Es ist jahrzehntelange Praxis der hohen Politik genauso wie gelebte Haltung in weiten Teilen der Bevölkerung: im Osten zählt nur Russland, die anderen Nationen sind keine wirklichen Nationen, sondern halbe Russen, die eigentlich auch wieder ganze Russen werden können. Selbst Helmut Schmidt, nicht verdächtig, sich schnell und populistisch zu äußern, meinte 2014, nach dem Angriff auf die Krim (!), es wäre ein großer Irrtum des Westens, zu glauben, “dass es ein Volk der Ukrainer gäbe, eine nationale Identität”.

Hier kann der Ukraine-Krieg eine wichtige Hilfe sein, diese Haltung zu überdenken. Wir erleben den Kampf eines Volkes, dem seine Souveränität abgesprochen wurde. Dieses Volk kämpft für etwas sehr Reales: um seine Freiheit, um seine Identität, um die eigene Kultur, um das Recht, den eigenen Weg selbst bestimmen zu können.

In diesem Kampf spüren wir, dass es da um etwas sehr Reales geht, das bisher zu wenig wahrgenommen wurde: das Nationsein der vielen Völker im Osten Europas.
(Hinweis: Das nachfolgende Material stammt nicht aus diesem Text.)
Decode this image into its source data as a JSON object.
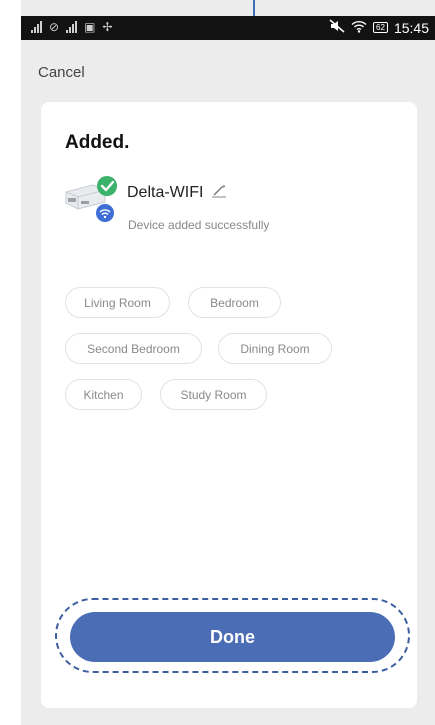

Die Gleichberechtigung dieser Völker gegenüber anderen Völkern.

Wir leben in Europa. Und gerade wir Deutschen sollten aus unserer Geschichte gelernt haben, dass Europa nur funktionieren kann als eine Gemeinschaft freier und souveräner Länder – nicht als Sammlung eroberter Gebiete oder Einflusszonen. Diese Gemeinschaft kann nur funktionieren, wenn Deutschland lernt, alle Mitglieder dieser Gemeinschaft ernst zu nehmen. Und Deutschland heißt nicht nur: die Regierung und die Politik. Sondern heißt: auch der deutsche Vermieter, der einen bulgarischen Wohnungssuchenden vor sich hat.